Graphical representation of the relationships between the innate immune response by IFNs and the adaptive immune response by IgM and IgG in response to a virus infection and resulting viral RNA levels.
Graphical representation of the relationships between the innate immune response by IFNs and the adaptive immune response by IgM and IgG in response to a virus infection and resulting viral RNA levels.
More importantly, these professional APCs can guide immune responses by inducing a specific CD4+ T cell polarization that is characterized by a particular cytokine release pattern, resulting in a specific immune response that targets specific pathogens [4]. Type I and II IFNs are among the tools utilized by DCs to regulate adaptive immune response and CD4+ T cell polarization. IFNs, a family of cytokines, constitute a first line of innate defense against viral infections; more specifically, type I IFNs, including IFNα and IFNβ, activating both toll-like receptor (TLR) and non-TLR signaling cascades [5]. This further underscores that the immunopathogenic properties underlying the Ebola virus are multifactorial and complex.
As many biotechnology and pharmaceutical companies are in the process of developing targeted therapeutics against the eVPs—where inhibiting the target would result in the increased production of type I IFNs—a potential prognostic biomarker for survival of patients infected with Ebola virus is possible. A co-diagnostic test with Ebola virus signatures and type I interferons would enable clinicians to monitor and/or measure the effectiveness of these experimental therapies until approved by the US Federal Drug Administration (FDA). This co-diagnostic test could also be utilized for screening where the IFN levels with patients infected would tend be low as compared to other viral infections like influenza and malaria, complementing existing Ebola tests.

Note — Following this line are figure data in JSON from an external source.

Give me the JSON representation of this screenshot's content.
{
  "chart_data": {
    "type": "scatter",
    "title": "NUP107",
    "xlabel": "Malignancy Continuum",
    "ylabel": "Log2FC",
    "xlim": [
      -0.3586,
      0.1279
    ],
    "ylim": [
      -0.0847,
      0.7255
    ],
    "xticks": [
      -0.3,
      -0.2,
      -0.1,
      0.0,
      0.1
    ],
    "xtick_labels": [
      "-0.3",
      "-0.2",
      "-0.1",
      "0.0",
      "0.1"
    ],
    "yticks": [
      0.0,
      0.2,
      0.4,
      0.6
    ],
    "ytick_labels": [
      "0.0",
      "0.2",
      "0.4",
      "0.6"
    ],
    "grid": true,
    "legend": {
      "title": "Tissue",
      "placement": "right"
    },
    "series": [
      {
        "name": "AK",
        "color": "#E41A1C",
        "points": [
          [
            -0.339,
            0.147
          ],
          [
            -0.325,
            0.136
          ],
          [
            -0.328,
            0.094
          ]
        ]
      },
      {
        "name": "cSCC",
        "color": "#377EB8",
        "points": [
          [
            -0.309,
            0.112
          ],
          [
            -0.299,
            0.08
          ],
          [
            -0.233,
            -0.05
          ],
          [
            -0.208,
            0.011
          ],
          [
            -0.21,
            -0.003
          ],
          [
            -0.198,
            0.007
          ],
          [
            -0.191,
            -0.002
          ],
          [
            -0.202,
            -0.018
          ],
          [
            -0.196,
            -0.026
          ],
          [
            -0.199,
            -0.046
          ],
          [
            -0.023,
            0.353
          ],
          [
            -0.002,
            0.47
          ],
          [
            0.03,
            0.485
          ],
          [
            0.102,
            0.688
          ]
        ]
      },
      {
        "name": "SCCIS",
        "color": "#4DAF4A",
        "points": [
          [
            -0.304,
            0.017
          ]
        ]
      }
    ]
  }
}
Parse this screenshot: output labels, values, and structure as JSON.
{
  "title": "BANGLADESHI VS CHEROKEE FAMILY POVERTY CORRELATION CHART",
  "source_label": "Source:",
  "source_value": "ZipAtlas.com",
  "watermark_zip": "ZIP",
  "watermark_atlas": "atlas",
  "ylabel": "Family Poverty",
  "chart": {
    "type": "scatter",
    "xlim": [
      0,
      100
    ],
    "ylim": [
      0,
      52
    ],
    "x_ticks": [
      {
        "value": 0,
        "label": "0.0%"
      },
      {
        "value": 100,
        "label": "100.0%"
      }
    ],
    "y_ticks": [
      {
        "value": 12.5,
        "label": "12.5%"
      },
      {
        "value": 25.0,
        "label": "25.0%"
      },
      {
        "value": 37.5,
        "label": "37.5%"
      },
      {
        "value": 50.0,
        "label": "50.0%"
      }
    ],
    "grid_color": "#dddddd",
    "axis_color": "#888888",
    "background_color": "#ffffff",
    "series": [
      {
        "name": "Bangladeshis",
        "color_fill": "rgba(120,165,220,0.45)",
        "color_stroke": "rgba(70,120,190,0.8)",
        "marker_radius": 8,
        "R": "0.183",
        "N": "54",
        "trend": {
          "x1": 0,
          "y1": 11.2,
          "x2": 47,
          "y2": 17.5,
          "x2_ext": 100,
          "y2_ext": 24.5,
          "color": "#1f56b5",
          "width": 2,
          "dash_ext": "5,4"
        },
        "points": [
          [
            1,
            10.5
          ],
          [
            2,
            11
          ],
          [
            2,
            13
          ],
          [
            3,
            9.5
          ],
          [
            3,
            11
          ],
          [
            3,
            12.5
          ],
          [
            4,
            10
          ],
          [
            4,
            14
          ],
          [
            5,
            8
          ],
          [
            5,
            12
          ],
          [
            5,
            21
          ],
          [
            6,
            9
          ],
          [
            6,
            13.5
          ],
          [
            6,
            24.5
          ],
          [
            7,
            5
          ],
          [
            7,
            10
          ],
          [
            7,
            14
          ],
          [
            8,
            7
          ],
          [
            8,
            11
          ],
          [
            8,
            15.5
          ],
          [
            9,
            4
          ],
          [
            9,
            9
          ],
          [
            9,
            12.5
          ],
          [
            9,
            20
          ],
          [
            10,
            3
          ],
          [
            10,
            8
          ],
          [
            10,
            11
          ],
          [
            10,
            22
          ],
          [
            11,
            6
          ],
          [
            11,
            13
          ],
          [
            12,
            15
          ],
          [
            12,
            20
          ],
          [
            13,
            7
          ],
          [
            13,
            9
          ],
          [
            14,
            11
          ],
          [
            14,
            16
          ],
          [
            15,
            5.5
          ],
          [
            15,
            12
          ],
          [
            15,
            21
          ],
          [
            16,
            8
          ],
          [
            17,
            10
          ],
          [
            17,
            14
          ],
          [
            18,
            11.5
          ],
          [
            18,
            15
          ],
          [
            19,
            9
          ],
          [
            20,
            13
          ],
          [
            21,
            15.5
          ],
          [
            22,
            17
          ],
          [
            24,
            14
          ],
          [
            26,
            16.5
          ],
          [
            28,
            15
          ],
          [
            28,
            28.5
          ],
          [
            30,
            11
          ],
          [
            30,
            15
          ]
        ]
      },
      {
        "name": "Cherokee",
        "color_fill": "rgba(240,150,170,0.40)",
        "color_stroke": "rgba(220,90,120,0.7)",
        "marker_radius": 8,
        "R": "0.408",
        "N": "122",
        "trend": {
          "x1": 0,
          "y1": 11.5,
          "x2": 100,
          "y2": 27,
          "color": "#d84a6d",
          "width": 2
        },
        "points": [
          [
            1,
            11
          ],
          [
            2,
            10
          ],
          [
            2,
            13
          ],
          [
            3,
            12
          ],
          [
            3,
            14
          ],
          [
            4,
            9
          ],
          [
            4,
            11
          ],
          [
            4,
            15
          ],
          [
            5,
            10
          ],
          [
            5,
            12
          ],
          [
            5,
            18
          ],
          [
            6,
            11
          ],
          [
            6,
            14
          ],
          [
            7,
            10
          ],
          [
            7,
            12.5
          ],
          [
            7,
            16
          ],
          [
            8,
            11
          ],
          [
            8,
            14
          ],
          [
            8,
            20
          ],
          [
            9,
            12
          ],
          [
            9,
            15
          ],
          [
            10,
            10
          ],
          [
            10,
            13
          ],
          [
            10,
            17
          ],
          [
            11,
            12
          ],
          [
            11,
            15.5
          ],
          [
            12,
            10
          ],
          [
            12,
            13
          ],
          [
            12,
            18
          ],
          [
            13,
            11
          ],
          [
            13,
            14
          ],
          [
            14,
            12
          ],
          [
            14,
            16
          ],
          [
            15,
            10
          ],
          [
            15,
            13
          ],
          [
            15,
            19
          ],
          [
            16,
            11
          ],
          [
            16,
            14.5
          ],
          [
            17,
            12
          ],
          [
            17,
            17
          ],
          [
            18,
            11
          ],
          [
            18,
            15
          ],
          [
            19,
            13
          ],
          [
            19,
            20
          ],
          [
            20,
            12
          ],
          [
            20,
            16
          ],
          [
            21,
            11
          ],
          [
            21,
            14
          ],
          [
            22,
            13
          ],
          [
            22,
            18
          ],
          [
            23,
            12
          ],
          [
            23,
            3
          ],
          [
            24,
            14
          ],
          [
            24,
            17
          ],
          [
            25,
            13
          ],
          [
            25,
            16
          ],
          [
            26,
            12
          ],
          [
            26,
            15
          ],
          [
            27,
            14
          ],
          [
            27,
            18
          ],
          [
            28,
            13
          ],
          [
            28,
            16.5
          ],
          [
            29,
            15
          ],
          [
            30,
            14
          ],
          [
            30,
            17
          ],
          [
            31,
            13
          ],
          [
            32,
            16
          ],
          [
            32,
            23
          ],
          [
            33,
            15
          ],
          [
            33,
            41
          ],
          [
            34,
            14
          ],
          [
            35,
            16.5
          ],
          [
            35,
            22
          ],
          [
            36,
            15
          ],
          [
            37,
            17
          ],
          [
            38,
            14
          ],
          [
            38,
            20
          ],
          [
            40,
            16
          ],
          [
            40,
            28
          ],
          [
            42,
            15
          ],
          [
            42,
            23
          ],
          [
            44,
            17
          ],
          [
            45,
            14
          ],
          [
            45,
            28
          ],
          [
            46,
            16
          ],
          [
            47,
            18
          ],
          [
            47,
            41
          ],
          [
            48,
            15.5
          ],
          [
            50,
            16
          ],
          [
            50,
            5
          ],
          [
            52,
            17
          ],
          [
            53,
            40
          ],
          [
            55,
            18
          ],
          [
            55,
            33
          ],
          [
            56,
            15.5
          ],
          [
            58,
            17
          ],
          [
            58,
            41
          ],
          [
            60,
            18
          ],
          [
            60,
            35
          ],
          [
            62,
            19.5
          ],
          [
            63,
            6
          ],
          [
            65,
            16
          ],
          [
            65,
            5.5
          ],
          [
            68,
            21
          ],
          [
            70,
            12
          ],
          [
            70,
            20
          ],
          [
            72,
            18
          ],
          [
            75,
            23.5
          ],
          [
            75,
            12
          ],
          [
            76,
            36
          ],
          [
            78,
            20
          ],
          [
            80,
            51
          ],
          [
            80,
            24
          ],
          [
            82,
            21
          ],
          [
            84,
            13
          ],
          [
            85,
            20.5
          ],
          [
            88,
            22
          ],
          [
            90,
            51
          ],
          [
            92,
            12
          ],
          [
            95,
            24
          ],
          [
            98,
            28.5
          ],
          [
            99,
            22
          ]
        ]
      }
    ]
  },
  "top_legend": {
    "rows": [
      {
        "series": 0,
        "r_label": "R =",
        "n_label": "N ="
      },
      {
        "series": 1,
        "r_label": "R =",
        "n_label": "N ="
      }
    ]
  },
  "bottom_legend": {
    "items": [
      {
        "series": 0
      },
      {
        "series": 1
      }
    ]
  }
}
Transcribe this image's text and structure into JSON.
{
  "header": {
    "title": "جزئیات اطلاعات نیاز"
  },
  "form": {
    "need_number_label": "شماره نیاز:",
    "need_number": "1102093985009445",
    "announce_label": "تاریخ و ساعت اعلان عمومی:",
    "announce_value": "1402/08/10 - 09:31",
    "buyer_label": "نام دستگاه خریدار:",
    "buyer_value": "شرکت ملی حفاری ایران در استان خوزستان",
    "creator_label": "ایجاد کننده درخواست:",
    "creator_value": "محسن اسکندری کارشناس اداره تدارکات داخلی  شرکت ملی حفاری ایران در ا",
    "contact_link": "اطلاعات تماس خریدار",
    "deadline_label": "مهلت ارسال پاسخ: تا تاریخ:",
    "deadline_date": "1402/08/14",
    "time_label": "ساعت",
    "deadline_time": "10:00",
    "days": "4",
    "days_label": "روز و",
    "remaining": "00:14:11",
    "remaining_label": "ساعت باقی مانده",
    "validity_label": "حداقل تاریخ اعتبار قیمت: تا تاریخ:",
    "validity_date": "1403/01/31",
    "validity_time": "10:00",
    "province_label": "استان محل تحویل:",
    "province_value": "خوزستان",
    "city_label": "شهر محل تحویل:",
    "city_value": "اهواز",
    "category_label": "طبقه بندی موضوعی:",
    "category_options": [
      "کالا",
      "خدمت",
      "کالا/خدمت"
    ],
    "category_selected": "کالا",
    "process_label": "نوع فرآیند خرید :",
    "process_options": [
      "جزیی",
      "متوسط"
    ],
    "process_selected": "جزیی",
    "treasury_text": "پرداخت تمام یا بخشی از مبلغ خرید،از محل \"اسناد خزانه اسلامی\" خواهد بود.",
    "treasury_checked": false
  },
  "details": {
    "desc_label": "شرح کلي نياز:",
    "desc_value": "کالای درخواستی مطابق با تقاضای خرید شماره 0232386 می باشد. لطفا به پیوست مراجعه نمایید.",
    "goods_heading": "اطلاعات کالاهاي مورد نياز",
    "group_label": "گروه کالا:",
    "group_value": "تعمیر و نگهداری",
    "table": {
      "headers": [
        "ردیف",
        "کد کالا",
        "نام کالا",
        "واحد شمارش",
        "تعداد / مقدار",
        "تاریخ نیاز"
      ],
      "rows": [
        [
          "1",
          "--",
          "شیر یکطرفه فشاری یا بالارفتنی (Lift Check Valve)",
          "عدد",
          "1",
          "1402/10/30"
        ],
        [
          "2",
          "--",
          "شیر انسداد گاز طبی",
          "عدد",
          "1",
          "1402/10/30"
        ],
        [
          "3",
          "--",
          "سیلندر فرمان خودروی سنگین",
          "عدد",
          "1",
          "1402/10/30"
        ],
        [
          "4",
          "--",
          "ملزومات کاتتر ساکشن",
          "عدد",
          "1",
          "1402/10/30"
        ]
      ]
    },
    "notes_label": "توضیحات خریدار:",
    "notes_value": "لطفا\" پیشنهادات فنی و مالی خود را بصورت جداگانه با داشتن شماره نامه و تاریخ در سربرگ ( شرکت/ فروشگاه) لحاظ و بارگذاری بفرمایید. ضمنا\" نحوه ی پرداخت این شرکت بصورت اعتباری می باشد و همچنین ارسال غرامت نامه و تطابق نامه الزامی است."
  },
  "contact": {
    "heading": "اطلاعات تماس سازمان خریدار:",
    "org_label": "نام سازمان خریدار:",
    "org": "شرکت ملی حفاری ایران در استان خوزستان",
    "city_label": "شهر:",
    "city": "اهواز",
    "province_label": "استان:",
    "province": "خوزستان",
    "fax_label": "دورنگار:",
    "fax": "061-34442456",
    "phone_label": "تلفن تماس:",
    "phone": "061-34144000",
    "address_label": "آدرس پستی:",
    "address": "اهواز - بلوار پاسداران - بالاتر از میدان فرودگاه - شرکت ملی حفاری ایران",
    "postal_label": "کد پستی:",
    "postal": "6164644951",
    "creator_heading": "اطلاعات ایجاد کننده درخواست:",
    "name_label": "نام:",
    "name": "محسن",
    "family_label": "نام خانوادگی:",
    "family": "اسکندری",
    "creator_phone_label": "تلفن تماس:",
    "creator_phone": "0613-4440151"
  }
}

We must prepare ourselves now and for the future as well as learn from prior epidemic experiences that include severe acute respiratory syndrome (SARS), H5N1 and H1N1 influenza, and the recent Middle East respiratory syndrome coronavirus (MERS-CoV), as there will be more unanticipated epidemics and outbreaks of new pathogens and/or re-emerging infections. In response, type I IFNs may play a critical role in not only the immune response, but mechanisms that interfere with the production of type I INFs are also potential targets for therapeutic development.